Could not disengage clutch, clutch pedal was spongy and did nothing. It happened 46 years ago after I backed out of my driveway, I was lucky that I was able to get it back in. I asked a couple of guys at work and they thought it was a broken pressure plate spring and they were correct. Not knowing much back then, they explained to me about the pressure plate fingers and how the throwout bearing presses against the pressure plate fingers to disengage the clutch.
Originally Posted by D.W.
This is how it's acting. Left a stop sign, went to shift to second, and couldn't hardly get it shifted. Now the clutch pedal feels spongy, and nothing happens.
I'll try and get more pics tonight of the fork travel. The video I posted earlier works for me, it's just upside down.
Looks like the clutch fork is moving enough. What is that line that rubs against it? I still say it's a defective pressure plate. Mine went from working perfectly to no clutch operation. I converted your avi file to a mov file.
I put the front wheels on ramps and jack stands on the rear to have enough height to pull the transmission. I was 26 and had no problems removing and installing the transmission, now at 71 even the starter is getting a bit heavy for me.
Your clutch pedal released:
Your clutch pedal pushed in:
Last edited by 71 Green 454; Jun 8, 2022 at 10:00 AM.
and thanks for video,.,.
OP i would still triple check the bar for tightness (the nut into housing side especially) mine came loose 3 x and will reduce the clutch throw. Also curious of what rubbing???

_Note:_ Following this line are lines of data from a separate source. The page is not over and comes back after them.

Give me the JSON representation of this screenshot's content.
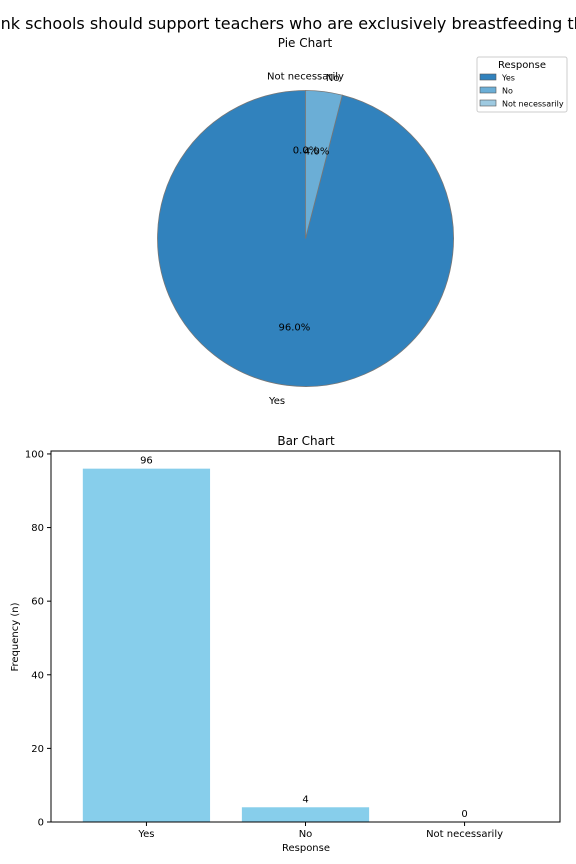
{
  "suptitle": "ink schools should support teachers who are exclusively breastfeeding th",
  "chart_data": [
    {
      "type": "pie",
      "title": "Pie Chart",
      "categories": [
        "Yes",
        "No",
        "Not necessarily"
      ],
      "values": [
        96,
        4,
        0
      ],
      "percent_labels": [
        "96.0%",
        "4.0%",
        "0.0%"
      ],
      "colors": [
        "#3182bd",
        "#6baed6",
        "#9ecae1"
      ],
      "start_angle_deg": 90,
      "direction": "counterclockwise",
      "legend": {
        "title": "Response",
        "placement": "top-right",
        "entries": [
          "Yes",
          "No",
          "Not necessarily"
        ]
      }
    },
    {
      "type": "bar",
      "title": "Bar Chart",
      "categories": [
        "Yes",
        "No",
        "Not necessarily"
      ],
      "values": [
        96,
        4,
        0
      ],
      "value_labels": [
        "96",
        "4",
        "0"
      ],
      "color": "#87ceeb",
      "xlabel": "Response",
      "ylabel": "Frequency (n)",
      "ylim": [
        0,
        100.8
      ],
      "yticks": [
        0,
        20,
        40,
        60,
        80,
        100
      ],
      "grid": false
    }
  ]
}
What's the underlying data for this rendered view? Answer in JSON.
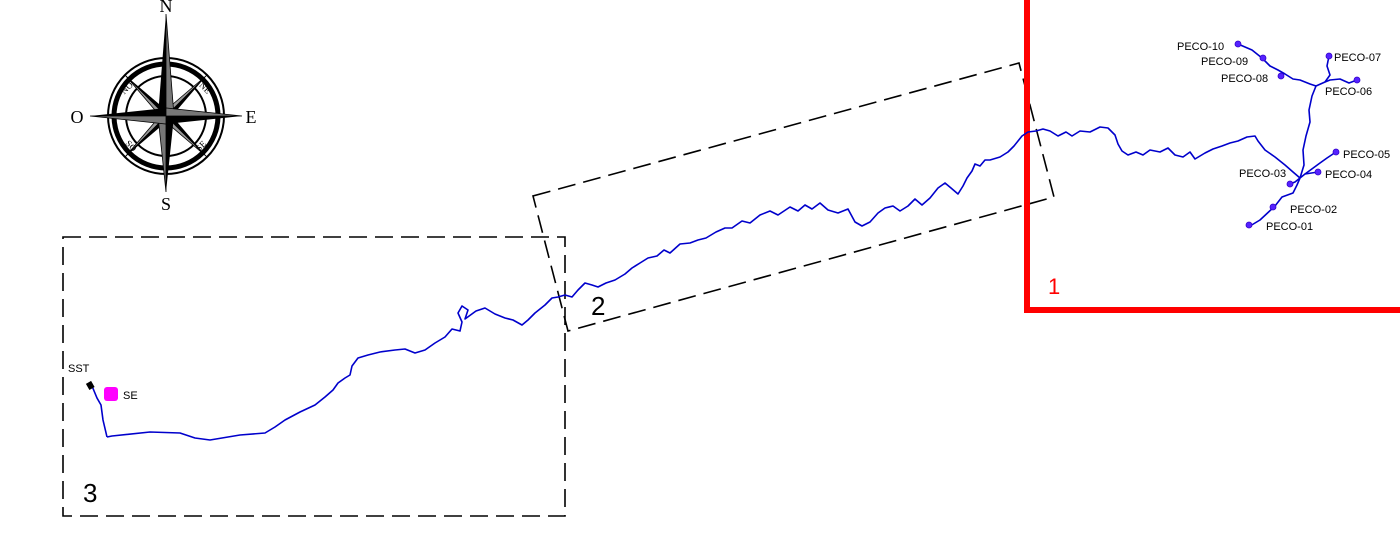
{
  "compass": {
    "north": "N",
    "south": "S",
    "east": "E",
    "west": "O",
    "ne": "NE",
    "nw": "NO",
    "se": "SE",
    "sw": "SO"
  },
  "zones": {
    "zone1": "1",
    "zone2": "2",
    "zone3": "3"
  },
  "stations": [
    "PECO-01",
    "PECO-02",
    "PECO-03",
    "PECO-04",
    "PECO-05",
    "PECO-06",
    "PECO-07",
    "PECO-08",
    "PECO-09",
    "PECO-10"
  ],
  "substation": {
    "sst_label": "SST",
    "se_label": "SE"
  },
  "colors": {
    "line": "#0000cc",
    "station": "#5522ff",
    "zone1_border": "#ff0000",
    "substation": "#ff00ff"
  }
}
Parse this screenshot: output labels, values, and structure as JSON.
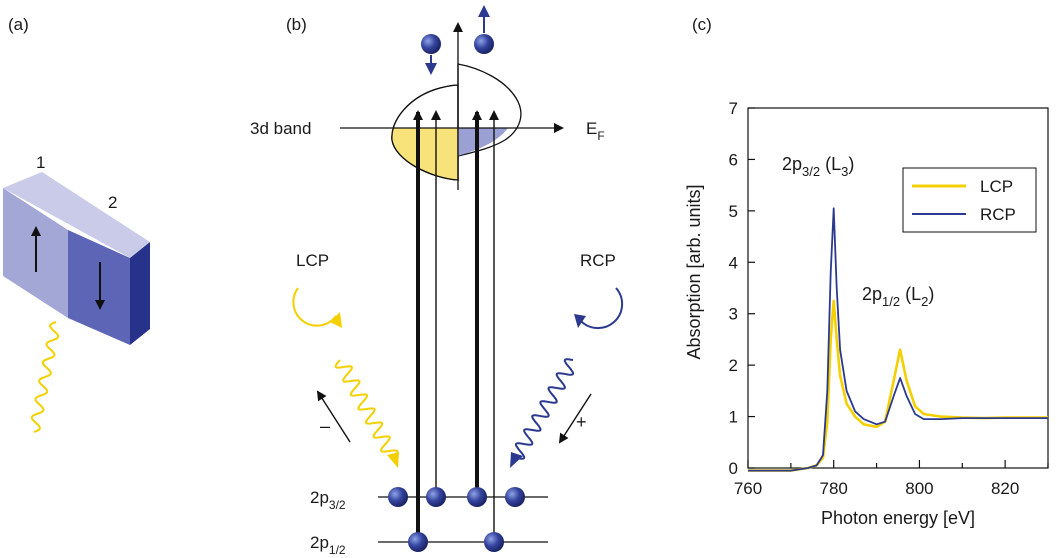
{
  "panels": {
    "a": {
      "label": "(a)",
      "domain1": "1",
      "domain2": "2"
    },
    "b": {
      "label": "(b)",
      "band_label": "3d band",
      "fermi_label": "E",
      "fermi_sub": "F",
      "lcp_label": "LCP",
      "rcp_label": "RCP",
      "minus_sign": "–",
      "plus_sign": "+",
      "level1_main": "2p",
      "level1_sub": "3/2",
      "level2_main": "2p",
      "level2_sub": "1/2"
    },
    "c": {
      "label": "(c)",
      "peak1": {
        "main": "2p",
        "sub": "3/2",
        "mid": " (L",
        "edge": "3",
        "close": ")"
      },
      "peak2": {
        "main": "2p",
        "sub": "1/2",
        "mid": " (L",
        "edge": "2",
        "close": ")"
      }
    }
  },
  "colors": {
    "lcp": "#f5d000",
    "rcp": "#2b3a8f",
    "domain_light": "#a9abd6",
    "domain_dark": "#5a63b3",
    "atom": "#2f3b96"
  },
  "chart_data": {
    "type": "line",
    "xlabel": "Photon energy [eV]",
    "ylabel": "Absorption [arb. units]",
    "xlim": [
      760,
      830
    ],
    "ylim": [
      0,
      7
    ],
    "xticks": [
      760,
      780,
      800,
      820
    ],
    "yticks": [
      0,
      1,
      2,
      3,
      4,
      5,
      6,
      7
    ],
    "legend_position": "top-right",
    "series": [
      {
        "name": "LCP",
        "color": "#f5d000",
        "x": [
          759,
          765,
          770,
          774,
          776,
          777.5,
          778.5,
          779.3,
          780,
          780.7,
          781.5,
          783,
          785,
          787,
          790,
          792,
          794,
          795.5,
          797,
          799,
          801,
          805,
          810,
          815,
          820,
          825,
          830
        ],
        "y": [
          -0.05,
          -0.05,
          -0.05,
          0,
          0.05,
          0.2,
          0.9,
          2.5,
          3.25,
          2.5,
          1.8,
          1.25,
          1.0,
          0.85,
          0.8,
          0.9,
          1.7,
          2.3,
          1.7,
          1.2,
          1.05,
          1.0,
          0.98,
          0.97,
          0.98,
          0.98,
          0.98
        ]
      },
      {
        "name": "RCP",
        "color": "#2b3a8f",
        "x": [
          759,
          765,
          770,
          774,
          776,
          777.5,
          778.5,
          779.3,
          780,
          780.7,
          781.5,
          783,
          785,
          787,
          790,
          792,
          794,
          795.5,
          797,
          799,
          801,
          805,
          810,
          815,
          820,
          825,
          830
        ],
        "y": [
          -0.05,
          -0.05,
          -0.05,
          0,
          0.05,
          0.25,
          1.5,
          3.8,
          5.05,
          3.5,
          2.3,
          1.5,
          1.1,
          0.95,
          0.85,
          0.9,
          1.4,
          1.75,
          1.4,
          1.05,
          0.95,
          0.95,
          0.97,
          0.97,
          0.97,
          0.97,
          0.97
        ]
      }
    ]
  }
}
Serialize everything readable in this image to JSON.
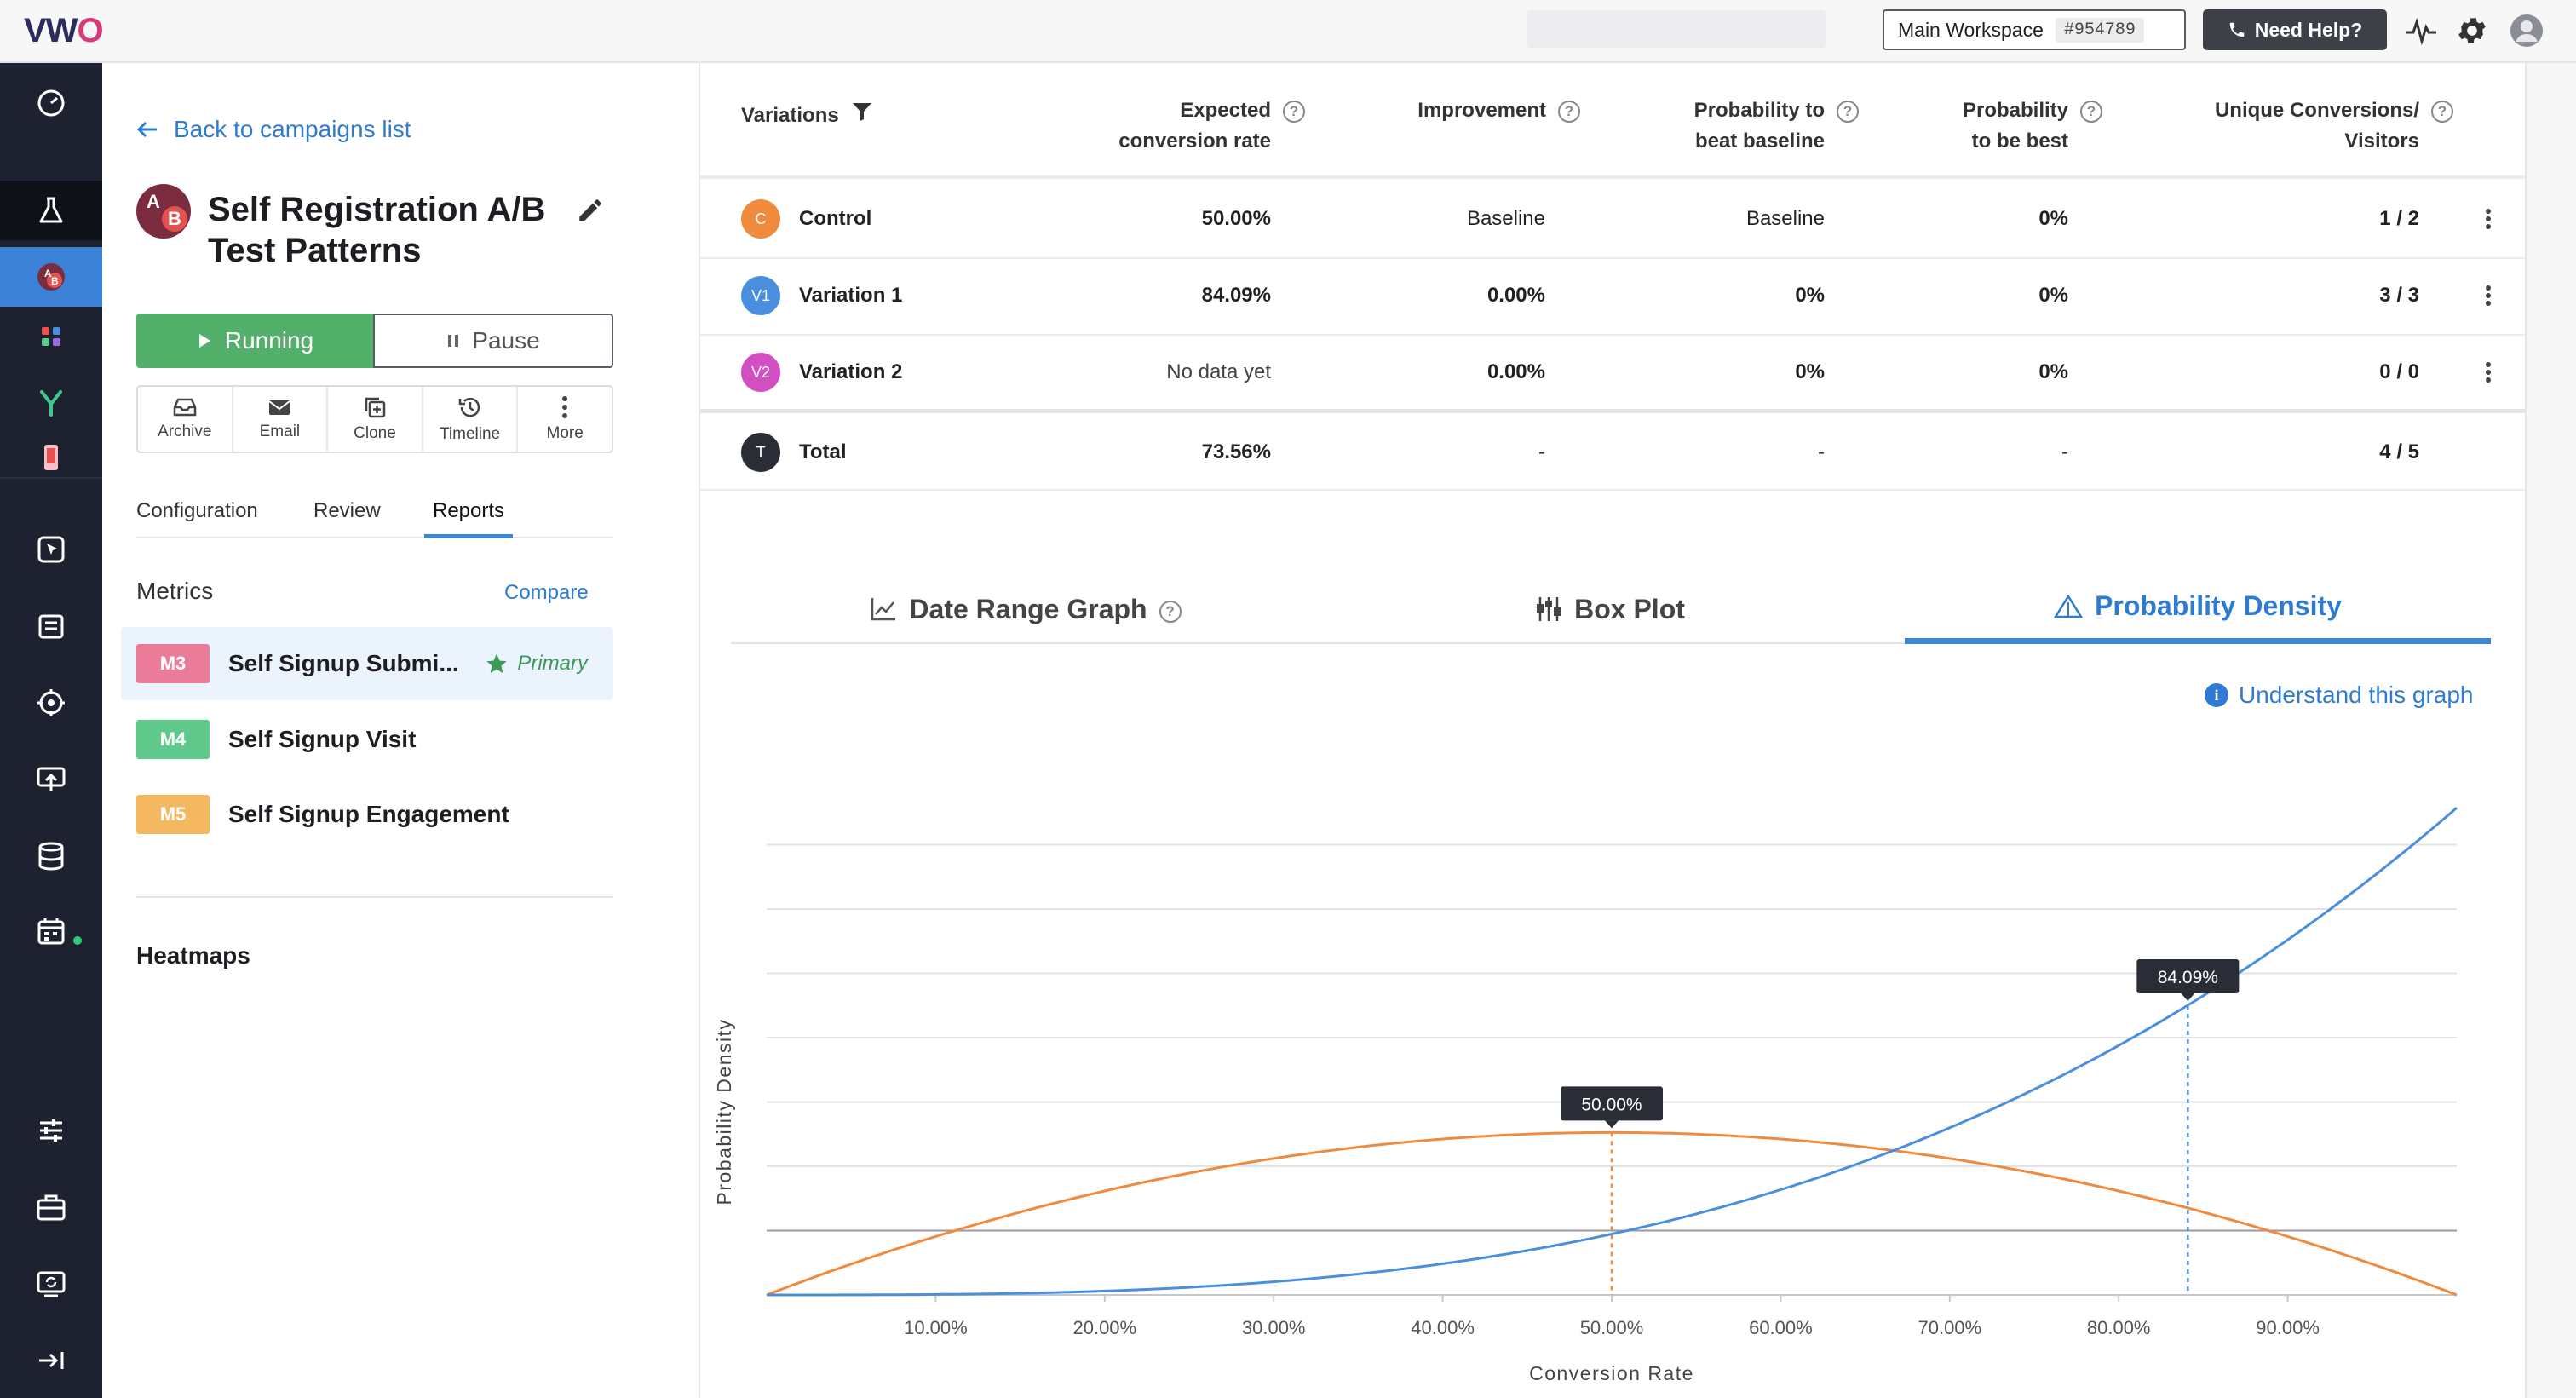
{
  "app": {
    "logo_text": "VWO",
    "workspace": {
      "name": "Main Workspace",
      "id": "#954789"
    },
    "help_label": "Need Help?",
    "top_icons": [
      "activity-icon",
      "gear-icon",
      "user-avatar-icon"
    ]
  },
  "rail": {
    "items": [
      "dashboard-icon",
      "testing-icon",
      "ab-test-icon",
      "apps-icon",
      "split-icon",
      "mobile-icon",
      "insights-icon",
      "surveys-icon",
      "target-icon",
      "deploy-icon",
      "data-icon",
      "calendar-icon",
      "settings-sliders-icon",
      "briefcase-icon",
      "sync-icon",
      "collapse-icon"
    ]
  },
  "panel": {
    "back_label": "Back to campaigns list",
    "avatar": {
      "a": "A",
      "b": "B"
    },
    "campaign_title": "Self Registration A/B Test Patterns",
    "running_label": "Running",
    "pause_label": "Pause",
    "actions": [
      {
        "label": "Archive",
        "icon": "archive-icon"
      },
      {
        "label": "Email",
        "icon": "email-icon"
      },
      {
        "label": "Clone",
        "icon": "clone-icon"
      },
      {
        "label": "Timeline",
        "icon": "history-icon"
      },
      {
        "label": "More",
        "icon": "more-icon"
      }
    ],
    "tabs": [
      "Configuration",
      "Review",
      "Reports"
    ],
    "active_tab": "Reports",
    "metrics_heading": "Metrics",
    "compare_label": "Compare",
    "metrics": [
      {
        "badge": "M3",
        "name": "Self Signup Submi...",
        "color": "#ea7b99",
        "primary": "Primary"
      },
      {
        "badge": "M4",
        "name": "Self Signup Visit",
        "color": "#5ec98a"
      },
      {
        "badge": "M5",
        "name": "Self Signup Engagement",
        "color": "#f4b860"
      }
    ],
    "heatmaps_label": "Heatmaps"
  },
  "table": {
    "headers": {
      "variations": "Variations",
      "expected_1": "Expected",
      "expected_2": "conversion rate",
      "improvement": "Improvement",
      "beat_1": "Probability to",
      "beat_2": "beat baseline",
      "best_1": "Probability",
      "best_2": "to be best",
      "conv_1": "Unique Conversions/",
      "conv_2": "Visitors"
    },
    "rows": [
      {
        "badge": "C",
        "color": "#f08a3c",
        "name": "Control",
        "expected": "50.00%",
        "improvement": "Baseline",
        "beat": "Baseline",
        "best": "0%",
        "conv": "1 / 2"
      },
      {
        "badge": "V1",
        "color": "#4a8fde",
        "name": "Variation 1",
        "expected": "84.09%",
        "improvement": "0.00%",
        "beat": "0%",
        "best": "0%",
        "conv": "3 / 3"
      },
      {
        "badge": "V2",
        "color": "#d14fc2",
        "name": "Variation 2",
        "expected": "No data yet",
        "improvement": "0.00%",
        "beat": "0%",
        "best": "0%",
        "conv": "0 / 0"
      }
    ],
    "total": {
      "badge": "T",
      "name": "Total",
      "expected": "73.56%",
      "improvement": "-",
      "beat": "-",
      "best": "-",
      "conv": "4 / 5"
    }
  },
  "graph_tabs": {
    "tabs": [
      {
        "label": "Date Range Graph",
        "icon": "line-chart-icon"
      },
      {
        "label": "Box Plot",
        "icon": "box-plot-icon"
      },
      {
        "label": "Probability Density",
        "icon": "density-icon"
      }
    ],
    "active": "Probability Density",
    "understand_label": "Understand this graph"
  },
  "chart_data": {
    "type": "line",
    "xlabel": "Conversion Rate",
    "ylabel": "Probability Density",
    "xlim": [
      0,
      1
    ],
    "x_tick_labels": [
      "10.00%",
      "20.00%",
      "30.00%",
      "40.00%",
      "50.00%",
      "60.00%",
      "70.00%",
      "80.00%",
      "90.00%"
    ],
    "x_ticks": [
      0.1,
      0.2,
      0.3,
      0.4,
      0.5,
      0.6,
      0.7,
      0.8,
      0.9
    ],
    "grid": true,
    "series": [
      {
        "color": "#f08a3c",
        "x": [
          0,
          0.1,
          0.2,
          0.3,
          0.4,
          0.5,
          0.6,
          0.7,
          0.8,
          0.9,
          1.0
        ],
        "values": [
          0,
          0.36,
          0.64,
          0.84,
          0.96,
          1.0,
          0.96,
          0.84,
          0.64,
          0.36,
          0
        ],
        "marker": {
          "x": 0.5,
          "label": "50.00%"
        }
      },
      {
        "color": "#4a8fde",
        "x": [
          0,
          0.1,
          0.2,
          0.3,
          0.4,
          0.5,
          0.6,
          0.7,
          0.8,
          0.9,
          1.0
        ],
        "values": [
          0,
          0.003,
          0.024,
          0.081,
          0.192,
          0.375,
          0.648,
          1.029,
          1.536,
          2.187,
          3.0
        ],
        "marker": {
          "x": 0.8409,
          "label": "84.09%"
        }
      }
    ]
  }
}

also what is the freeplay for the clutch pedal?
and do you feel the same pedal pressure or is there very little pressure now? i couldn't see the orig video. it does look like enough fork travel. i have seen worn disks spread when one steps on the clutch as the rivets are letting go, but that would cause a drag, but not flat-out no disengage at all. and if that is the case, the clutch still has to come out. 80's are no longer welded crossmembers, i believe? there is a bit of a break.
You have dozens of pairs of eyes looking at this. While there is a 90% chance the transmission has to come out, it would be a bummer to miss something obvious from a photo you didn't post.
Especially if the Z-bar has failed.
Looks like a brake line rubbing? That shouldn't happen, and nothing inside the bellhousing would cause that.